Environmental testing has been a predominant application for ICP. What makes ICP such a good tool for this application?

(Potter) Undoubtedly it is the high sample throughput of both ICP-OES and ICP-MS. While ICP-OES has the additional advantage of being more rugged and easy to use, ICP-MS has better detection limits. Beyond that, CRC-ICP-MS offers better quantitation in high matrix samples, though as yet there are no CRC-specific EPA methods.

(Olesik) Once the method details and QC protocols are worked out for a particular type of sample, the ICP techniques are fast, accurate, sensitive, and selective for multi-element analyses of similar samples.

(Elliott) In addition to the speed of modern simultaneous ICP-OES instruments, the technique is robust and stable, has a good dynamic range, and adequate detection limits for the majority of environmental applications.

(Frame) ICP-OES is an excellent tool for environmental applications, compared to AAS, because of its multielement capability, permitting rapid analyses and high throughput. ICP-OES can handle samples with much higher dissolved solids than can ICP-MS, so it is certainly useful for any environmental application other than drinking water.
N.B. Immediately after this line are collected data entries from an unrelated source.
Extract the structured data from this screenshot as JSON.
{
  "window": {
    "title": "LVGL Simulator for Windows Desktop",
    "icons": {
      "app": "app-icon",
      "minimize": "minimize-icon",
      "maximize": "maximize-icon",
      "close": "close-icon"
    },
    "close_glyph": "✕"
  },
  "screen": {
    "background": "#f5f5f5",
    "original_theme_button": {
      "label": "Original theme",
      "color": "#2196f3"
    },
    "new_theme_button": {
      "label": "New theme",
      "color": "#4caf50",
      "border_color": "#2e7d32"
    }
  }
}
The high dynamic range of ICP-OES permits analysis of everything from ultratrace to major analytes without the dilutions often required by ICP-MS.

In the future, do you see ICP retaining its importance in the environmental field? Are there other applications that ICP might see more use in?
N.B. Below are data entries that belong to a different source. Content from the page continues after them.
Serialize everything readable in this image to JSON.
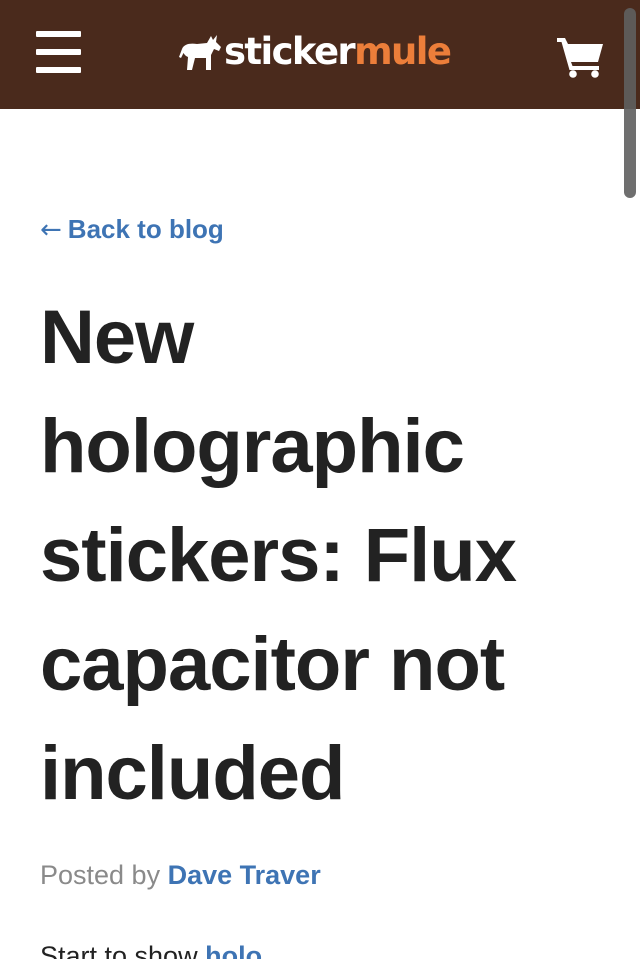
{
  "header": {
    "logo": {
      "part1": "sticker",
      "part2": "mule"
    },
    "icons": {
      "menu": "hamburger-menu-icon",
      "cart": "shopping-cart-icon",
      "logo_mark": "mule-icon"
    },
    "colors": {
      "background": "#4a2a1c",
      "logo_accent": "#ec7e3a"
    }
  },
  "article": {
    "back_link": {
      "arrow": "←",
      "label": "Back to blog"
    },
    "title": "New holographic stickers: Flux capacitor not included",
    "byline": {
      "prefix": "Posted by",
      "author": "Dave Traver"
    },
    "first_line": {
      "text": "Start to show ",
      "link": "holo"
    }
  },
  "colors": {
    "link": "#3e74b4",
    "text": "#222222",
    "muted": "#8a8a8a"
  }
}
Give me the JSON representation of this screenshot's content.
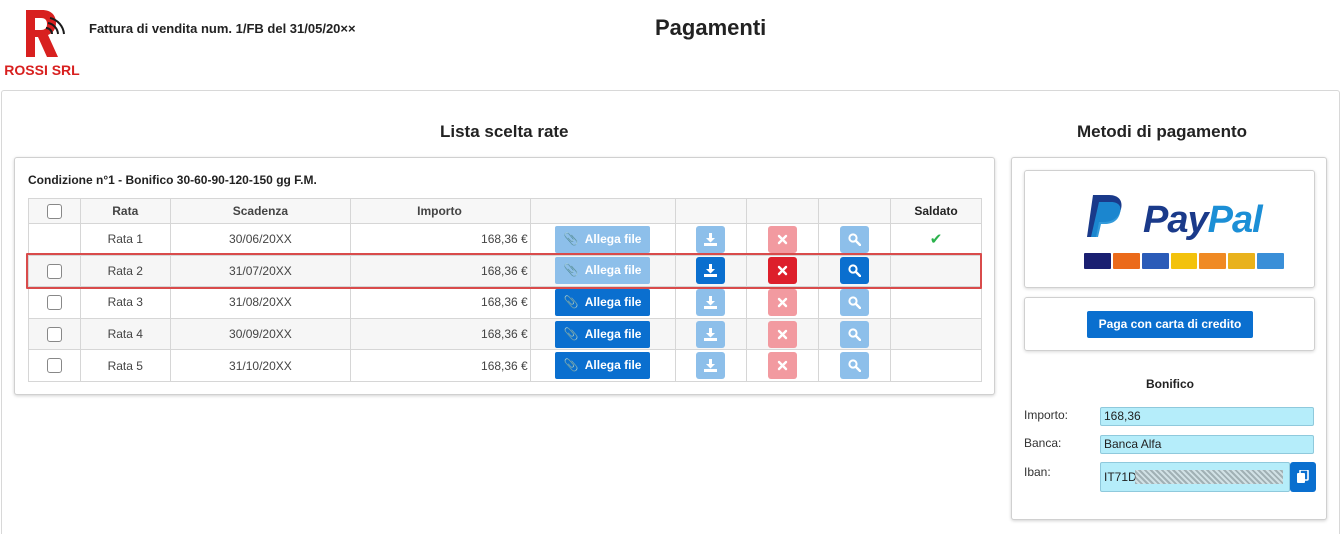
{
  "header": {
    "logo_text": "ROSSI SRL",
    "document_title": "Fattura di vendita num. 1/FB del 31/05/20××",
    "page_title": "Pagamenti"
  },
  "rates_section": {
    "title": "Lista scelta rate",
    "condition": "Condizione n°1 - Bonifico 30-60-90-120-150 gg F.M.",
    "columns": [
      "",
      "Rata",
      "Scadenza",
      "Importo",
      "",
      "",
      "",
      "",
      "Saldato"
    ],
    "attach_label": "Allega file",
    "rows": [
      {
        "rata": "Rata 1",
        "scadenza": "30/06/20XX",
        "importo": "168,36 €",
        "saldato": true,
        "checkbox": false
      },
      {
        "rata": "Rata 2",
        "scadenza": "31/07/20XX",
        "importo": "168,36 €",
        "saldato": false,
        "checkbox": true,
        "highlighted": true
      },
      {
        "rata": "Rata 3",
        "scadenza": "31/08/20XX",
        "importo": "168,36 €",
        "saldato": false,
        "checkbox": true
      },
      {
        "rata": "Rata 4",
        "scadenza": "30/09/20XX",
        "importo": "168,36 €",
        "saldato": false,
        "checkbox": true
      },
      {
        "rata": "Rata 5",
        "scadenza": "31/10/20XX",
        "importo": "168,36 €",
        "saldato": false,
        "checkbox": true
      }
    ]
  },
  "payment_section": {
    "title": "Metodi di pagamento",
    "paypal_word_1": "Pay",
    "paypal_word_2": "Pal",
    "card_button": "Paga con carta di credito",
    "bonifico_title": "Bonifico",
    "importo_label": "Importo:",
    "importo_value": "168,36",
    "banca_label": "Banca:",
    "banca_value": "Banca Alfa",
    "iban_label": "Iban:",
    "iban_value": "IT71D"
  },
  "colors": {
    "primary": "#0a6fcf",
    "danger": "#dd1f2b",
    "highlight_border": "#d94b4b",
    "success": "#2bb24c",
    "input_bg": "#b5edfa"
  }
}
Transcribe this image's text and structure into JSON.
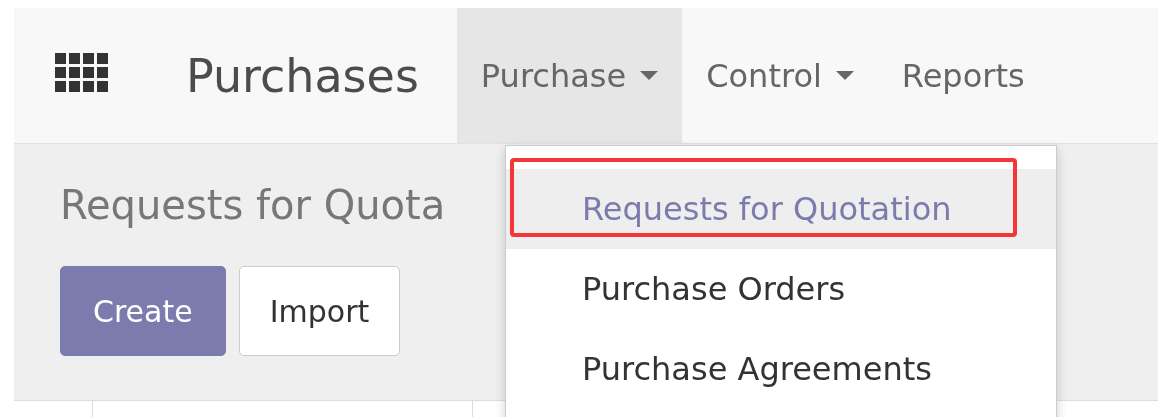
{
  "navbar": {
    "brand": "Purchases",
    "menus": [
      {
        "label": "Purchase",
        "selected": true,
        "has_caret": true
      },
      {
        "label": "Control",
        "selected": false,
        "has_caret": true
      },
      {
        "label": "Reports",
        "selected": false,
        "has_caret": false
      }
    ]
  },
  "page": {
    "title": "Requests for Quota",
    "buttons": [
      {
        "label": "Create",
        "kind": "primary"
      },
      {
        "label": "Import",
        "kind": "secondary"
      }
    ]
  },
  "dropdown": {
    "items": [
      {
        "label": "Requests for Quotation",
        "selected": true,
        "highlighted_frame": true
      },
      {
        "label": "Purchase Orders",
        "selected": false,
        "highlighted_frame": false
      },
      {
        "label": "Purchase Agreements",
        "selected": false,
        "highlighted_frame": false
      }
    ]
  }
}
(Potter) I don't see any new technique on the horizon that is going to replace ICP-OES or ICP-MS in any industry. To some extent, ICP-MS will continue to replace ICP-OES instruments in all industries, although there will always be a place for ICP-OES. Also, CRC-ICP-MS will capture much of the high-end GFAA market over the next few years.

(Olesik) ICP-OES and ICP-MS will certainly continue to be important for environmental analysis. There has been a lot of talk about the need for speciation in addition to elemental analysis; it remains to be seen how large this application will become and the exact role of ICP. Recently, there have been exciting new reports of ICP-MS for biological applications. Improved ability to measure S and P by ICP-MS, the potential use of metal tags, and compound-independent element sensitivity make ICP-MS ideal for quantitation, which is a challenge for molecular MS. So ICP-MS can be complementary to molecular MS for biological applications.

(Elliott) In the short to medium term, ICP-OES will remain an important tool in the environmental field. Emphasis on lower regulated detection limits will drive the market more to ICP-MS in the medium to long term, but the speed and robustness of ICP-OES will mean that you will see ICP-OES instruments in environmental labs for a long time. ICP-OES will continue to grow in the traditional AAS industrial markets such as manufacturing, chemical/petrochemical, and metals/mining.

(Frame) ICP-OES will certainly retain its importance in the environmental field because of its ability to handle dirty samples. It could improve its position with respect to ICP-MS even more, especially for industrial applications, if the ICP-OES manufacturers follow the increasingly common marketing of an integrated chromatography system for speciation using the ICP-MS as an element-specific detector, especially for As speciation. ICP-MS will continue to grow in the semiconductor industry, where its low detection limits are required.